C’est vers la fin de son histoire qu’il accueillera sa dernière pensionnaire célèbre : Albertine Sarrazin. Internée à Marseille parce que dissipée et incomprise de ses parents adoptifs, elle s’en échappe à 16 ans avec une amie. "Elles se retrouvent à Paris, sans autre ressource que leur corps, raconte Jean-Claude Marzec qui nourrit un intérêt particulier pour l'écrivaine, et elles décident de commettre un braquage un peu foireux." Condamnée à sept ans de prison, elle est envoyée à Doullens en 1956 "où on l’identifie comme perverse parce qu’elle est trop intelligente", précise le bénévole de l'association.
Pourtant, une psychiatre amiénoise va s’intéresser à son sujet, parce qu’elle pense qu’Albertine peut être réinsérée dans la vie sociale grâce à ses talents littéraires. Car la jeune femme passionnée de Rimbaud écrit déjà depuis plusieurs années, avec talent. Mais en 1957, elle s’échappe en sautant du mur d’enceinte, se brisant l’astragale, un os du talon. Elle se traîne sur les coudes jusqu’à la nationale et arrête une voiture dans laquelle se trouve Julien Sarrazin, qui deviendra son mari. De cette expérience, elle tirera un roman qui connaîtra un large succès : « L’astragale ».
À Doullens, elle aura rencontré la psychiatre qui la sauvera de son caractère asocial, son mari et tirera de son histoire un roman qui deviendra son plus grand succès. On ne peut pas parler de chance mais elle aura su utiliser ces circonstances difficiles pour en tirer le meilleur.
Refuge pour les harkis
En 1958, la prison ferme et la citadelle touche à la fin de son histoire. "Au début des années 1960, le préfet d’Amiens reçoit un coup de téléphone à 18h, un dimanche, raconte Fabrice Dehaene. Au bout du fil, on lui dit : 300 harkis arrivent en gare d’Amiens, débrouillez-vous pour les caser." En catastrophe, le préfet se rabat sur la prison de Doullens.
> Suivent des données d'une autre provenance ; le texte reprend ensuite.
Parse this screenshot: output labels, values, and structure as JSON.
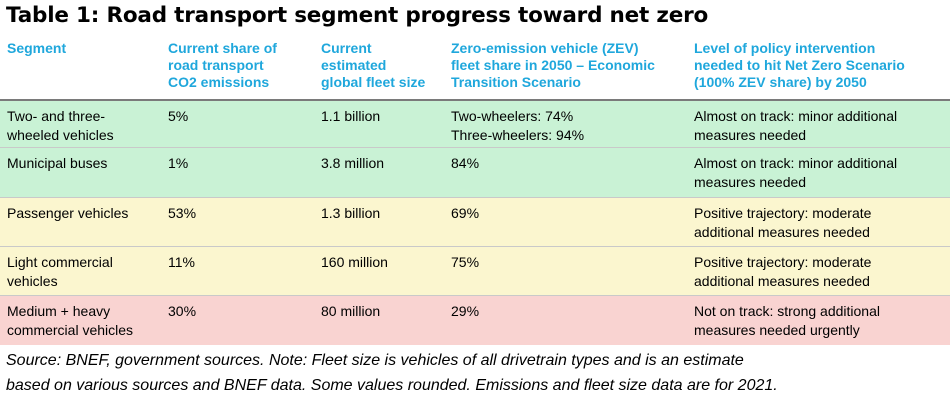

"C’était un hiver particulièrement froid, explique Jean-Claude Marzec, et les habitants qui ont connu cette époque se souviennent de l’élan de solidarité et des collectes de vêtements pour les harkis." Ils seront relogés à Amiens quelques années plus tard et la citadelle sera rendue à la nature pendant plusieurs années, jusqu'à la visite de son colonel salvateur.
Aujourd’hui, une équipe de bénévoles de l’association des amis de la citadelle propose des visites hebdomadaires (plus d'informations par ici) pour faire revivre la riche histoire de l’édifice. Les lieux accueillent également des manifestations culturelles, parmi lesquelles la fête des plantes, depuis 1987. Des travaux sont prévus pour rénover petit à petit les bâtiments. Et peut-être redonner un nouveau souffle à cette citadelle qui a traversé les siècles.